If you need a dozen, find that dozen

The Hamilton Spectator - - GO - BY PHILLIP ALDER

Mignon McLaugh­lin, a jour­nal­ist and au­thor who died in 1983, said, “I’m glad I don’t have to ex­plain to a man from Mars why each day I set fire to dozens of lit­tle pieces of pa­per and then put them in my mouth.”

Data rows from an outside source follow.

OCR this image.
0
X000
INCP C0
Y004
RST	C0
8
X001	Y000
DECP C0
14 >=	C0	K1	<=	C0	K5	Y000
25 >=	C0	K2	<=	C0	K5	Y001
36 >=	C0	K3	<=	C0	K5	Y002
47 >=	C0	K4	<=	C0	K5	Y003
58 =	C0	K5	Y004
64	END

In­ex­pe­ri­enced play­ers tend to shy away from slams. But they are of­ten eas­ier to play than lower-level con­tracts be­cause you can af­ford to lose the lead at most once. It is usu­ally best to count your win­ners and hope you see a dozen, reg­u­lar or baker’s. When you are a trick or two shy, re­mem­ber the com­mon ways of gain­ing ex­tras: ruff­ing in the shorter trump hand or es­tab­lish­ing a long suit.

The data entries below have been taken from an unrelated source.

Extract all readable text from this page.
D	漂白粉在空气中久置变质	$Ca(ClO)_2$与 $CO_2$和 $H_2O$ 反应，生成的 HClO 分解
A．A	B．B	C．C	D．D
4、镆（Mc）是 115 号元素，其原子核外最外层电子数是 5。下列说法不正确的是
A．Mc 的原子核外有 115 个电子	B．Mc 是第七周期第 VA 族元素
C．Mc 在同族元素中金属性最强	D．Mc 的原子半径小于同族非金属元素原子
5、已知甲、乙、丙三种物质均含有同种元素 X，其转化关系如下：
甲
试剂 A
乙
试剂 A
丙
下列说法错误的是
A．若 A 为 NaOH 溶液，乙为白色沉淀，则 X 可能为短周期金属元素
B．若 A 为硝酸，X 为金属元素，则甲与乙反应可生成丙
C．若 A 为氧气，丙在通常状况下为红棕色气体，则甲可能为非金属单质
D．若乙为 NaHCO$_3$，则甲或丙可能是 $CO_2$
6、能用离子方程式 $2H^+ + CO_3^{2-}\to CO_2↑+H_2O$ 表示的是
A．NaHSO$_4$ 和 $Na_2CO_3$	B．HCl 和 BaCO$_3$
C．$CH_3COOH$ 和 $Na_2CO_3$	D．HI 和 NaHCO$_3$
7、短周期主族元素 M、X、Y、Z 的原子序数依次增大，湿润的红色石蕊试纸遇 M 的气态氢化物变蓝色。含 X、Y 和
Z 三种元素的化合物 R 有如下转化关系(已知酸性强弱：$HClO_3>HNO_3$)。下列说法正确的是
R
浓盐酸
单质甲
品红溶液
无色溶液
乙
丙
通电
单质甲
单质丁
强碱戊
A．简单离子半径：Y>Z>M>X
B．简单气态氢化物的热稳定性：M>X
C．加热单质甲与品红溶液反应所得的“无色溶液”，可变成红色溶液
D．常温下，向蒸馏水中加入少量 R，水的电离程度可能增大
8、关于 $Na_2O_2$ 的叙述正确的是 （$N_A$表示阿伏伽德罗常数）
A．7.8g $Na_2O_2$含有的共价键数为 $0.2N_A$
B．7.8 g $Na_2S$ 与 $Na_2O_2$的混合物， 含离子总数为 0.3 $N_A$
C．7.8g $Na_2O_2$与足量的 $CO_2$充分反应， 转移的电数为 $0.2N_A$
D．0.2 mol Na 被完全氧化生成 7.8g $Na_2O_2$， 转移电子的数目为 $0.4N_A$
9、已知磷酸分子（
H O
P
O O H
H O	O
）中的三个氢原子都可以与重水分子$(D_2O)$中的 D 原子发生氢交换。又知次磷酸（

Which ap­plies in this deal? South is in six spades, and West leads the club two.

Of­ten it is bet­ter to open one di­a­mond with 4-4 in the mi­nors and min­i­mum open­ing strength. But here one club is prefer­able be­cause South has no re­bid prob­lem and it max­i­mizes the chance of find­ing a fit.

When South re­bid one spade, North did not stand on cer­e­mony, us­ing Black­wood, ei­ther tra­di­tional or Ro­man Key Card.

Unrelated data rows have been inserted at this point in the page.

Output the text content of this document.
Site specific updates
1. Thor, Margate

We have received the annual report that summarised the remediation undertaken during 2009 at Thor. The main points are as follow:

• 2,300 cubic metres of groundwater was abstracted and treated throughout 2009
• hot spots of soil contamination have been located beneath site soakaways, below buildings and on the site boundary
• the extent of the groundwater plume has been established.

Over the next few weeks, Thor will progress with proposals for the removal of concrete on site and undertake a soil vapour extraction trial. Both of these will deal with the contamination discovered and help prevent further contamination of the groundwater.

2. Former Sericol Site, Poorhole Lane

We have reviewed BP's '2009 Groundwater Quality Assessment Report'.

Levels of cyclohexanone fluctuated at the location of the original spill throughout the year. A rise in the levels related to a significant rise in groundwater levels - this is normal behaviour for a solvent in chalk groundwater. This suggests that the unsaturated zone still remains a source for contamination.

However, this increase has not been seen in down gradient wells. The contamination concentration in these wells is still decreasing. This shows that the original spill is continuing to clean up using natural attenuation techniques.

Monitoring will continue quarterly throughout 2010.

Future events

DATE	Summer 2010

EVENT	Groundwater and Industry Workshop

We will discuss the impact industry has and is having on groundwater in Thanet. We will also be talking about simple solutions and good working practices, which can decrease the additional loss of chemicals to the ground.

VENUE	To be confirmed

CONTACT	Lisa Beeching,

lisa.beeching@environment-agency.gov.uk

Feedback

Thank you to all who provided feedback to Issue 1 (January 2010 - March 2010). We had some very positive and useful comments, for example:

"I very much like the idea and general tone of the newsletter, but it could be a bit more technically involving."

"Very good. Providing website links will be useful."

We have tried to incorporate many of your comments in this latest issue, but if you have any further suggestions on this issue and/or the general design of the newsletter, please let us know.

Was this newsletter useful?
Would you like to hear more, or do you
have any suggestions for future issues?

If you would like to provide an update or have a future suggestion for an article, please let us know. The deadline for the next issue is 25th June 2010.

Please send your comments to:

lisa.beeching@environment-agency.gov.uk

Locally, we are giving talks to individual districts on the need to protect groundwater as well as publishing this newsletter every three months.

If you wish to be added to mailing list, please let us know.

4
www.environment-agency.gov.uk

South sees 10 top tricks: four spades, two hearts and four clubs. Two more win­ners are read­ily avail­able via heart ruffs in hand.

De­clarer should take the open­ing lead, cash dummy’s heart ace, ruff a heart high (good tech­nique, even if un­nec­es­sary here), re­turn to dummy with a trump, ruff an­other heart high, draw trumps and claim.

This is a va­ri­ety of dummy re­ver­sal be­cause usu­ally you ruff losers in the dummy, not in hand — it is a re­ver­sal of the typ­i­cal tech­nique.